自分がやるのは最初の「信念」と「場」の提唱。
あとは良いサイクルが回り続けるようなガードレールとしての役割になることを考えます。
定期的な「やめていき」
「やっていき」から「マジョリティの形成」までを進めることで、物事の加速化を図ることができます。
一方で、ずっと新しい取り組みを始めていくと、今までやっていたこと が積もってきて、ランニングコストが肥大化したり、目的が見失われて形骸化したりします。
そのため、「これなんでやってるんでしたっけ?」「最初の目的なんでしたっけ?」と問いたり、
そもそも有志的なプロジェクトの場合は、「解散条件」をキックオフの資料にいれたりします。
ついつい忘れがちなんですが、ふと進行に疑問を感じたときに、解散条件を置いてると、見返して見直すきっかけになります。

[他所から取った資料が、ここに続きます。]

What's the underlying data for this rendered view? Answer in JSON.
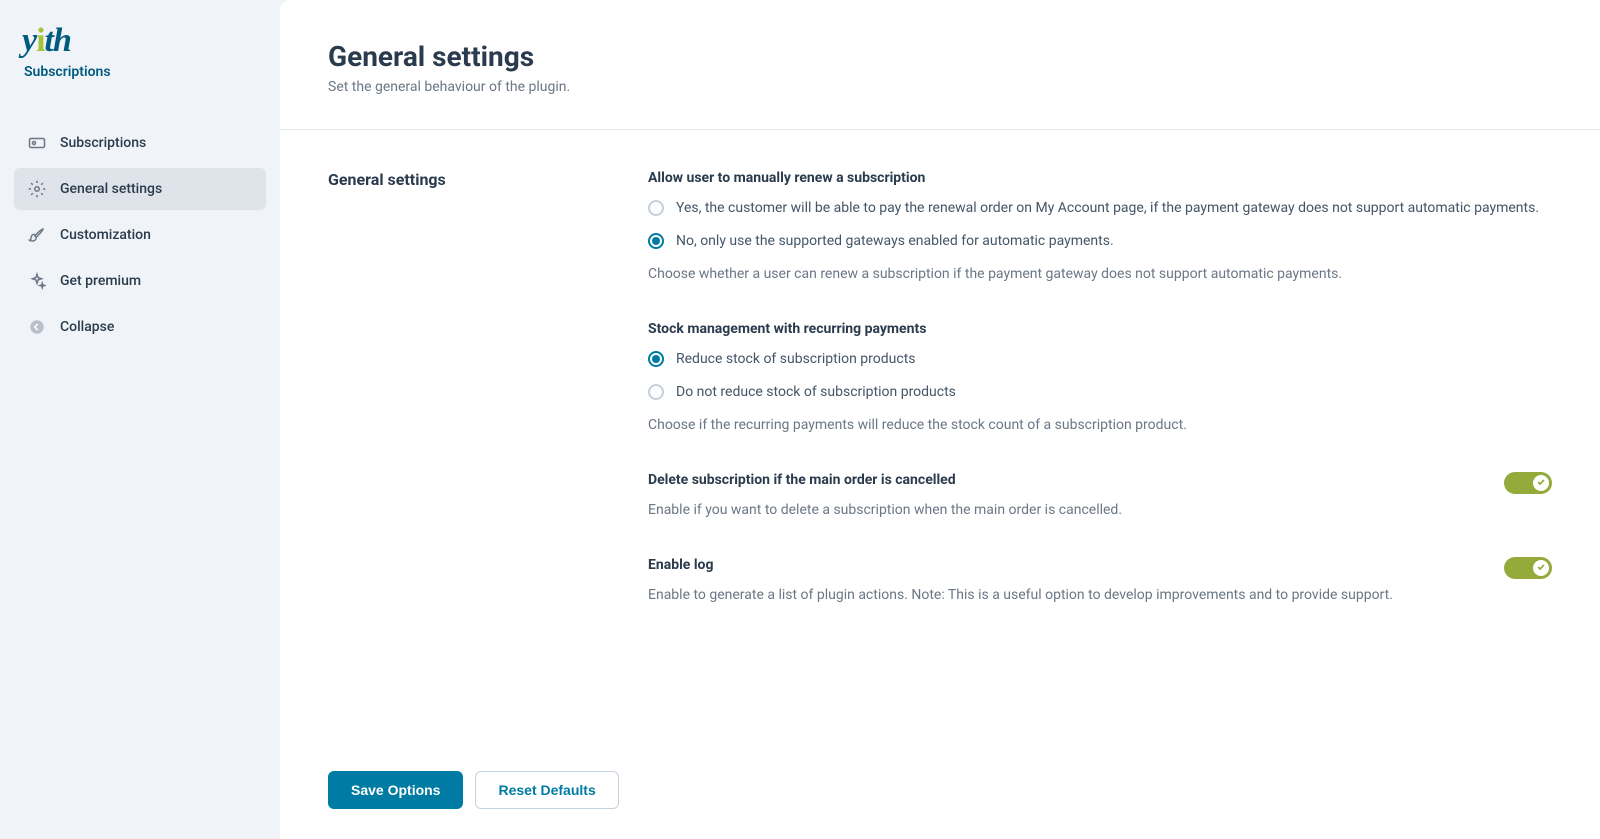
{
  "brand": {
    "logo_text": "yith",
    "sub_text": "Subscriptions"
  },
  "sidebar": {
    "items": [
      {
        "label": "Subscriptions"
      },
      {
        "label": "General settings"
      },
      {
        "label": "Customization"
      },
      {
        "label": "Get premium"
      },
      {
        "label": "Collapse"
      }
    ]
  },
  "page": {
    "title": "General settings",
    "description": "Set the general behaviour of the plugin."
  },
  "section": {
    "heading": "General settings"
  },
  "fields": {
    "renew": {
      "title": "Allow user to manually renew a subscription",
      "option_yes": "Yes, the customer will be able to pay the renewal order on My Account page, if the payment gateway does not support automatic payments.",
      "option_no": "No, only use the supported gateways enabled for automatic payments.",
      "help": "Choose whether a user can renew a subscription if the payment gateway does not support automatic payments."
    },
    "stock": {
      "title": "Stock management with recurring payments",
      "option_reduce": "Reduce stock of subscription products",
      "option_noreduce": "Do not reduce stock of subscription products",
      "help": "Choose if the recurring payments will reduce the stock count of a subscription product."
    },
    "delete": {
      "title": "Delete subscription if the main order is cancelled",
      "help": "Enable if you want to delete a subscription when the main order is cancelled."
    },
    "log": {
      "title": "Enable log",
      "help": "Enable to generate a list of plugin actions. Note: This is a useful option to develop improvements and to provide support."
    }
  },
  "footer": {
    "save": "Save Options",
    "reset": "Reset Defaults"
  }
}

やっていき、のせていき、マジョリティ(ときどき「やめていき」)

- まずは自分が動く、旗を立てる(種まき、素振り、思想の提示)
- どんどん盛り上げる、人を引き寄せる(Win Session)
- 強固な集団が次の「やっていき」を生み出す
と、ループが形成され、組織の推進力を生み出すこともそうですし、このループが活力の源泉にも繋がってほしいなという思いもあって、この言葉を大事にしてます。
この言葉自体が、あんちぽさんやこにふぁーさんの記事の受け売りですが、そこものっていきとして。
もし共感いただけたら、ぜひ自組織でも「やっていき、のせていき、マジョリティ」を口ずさんでみてください!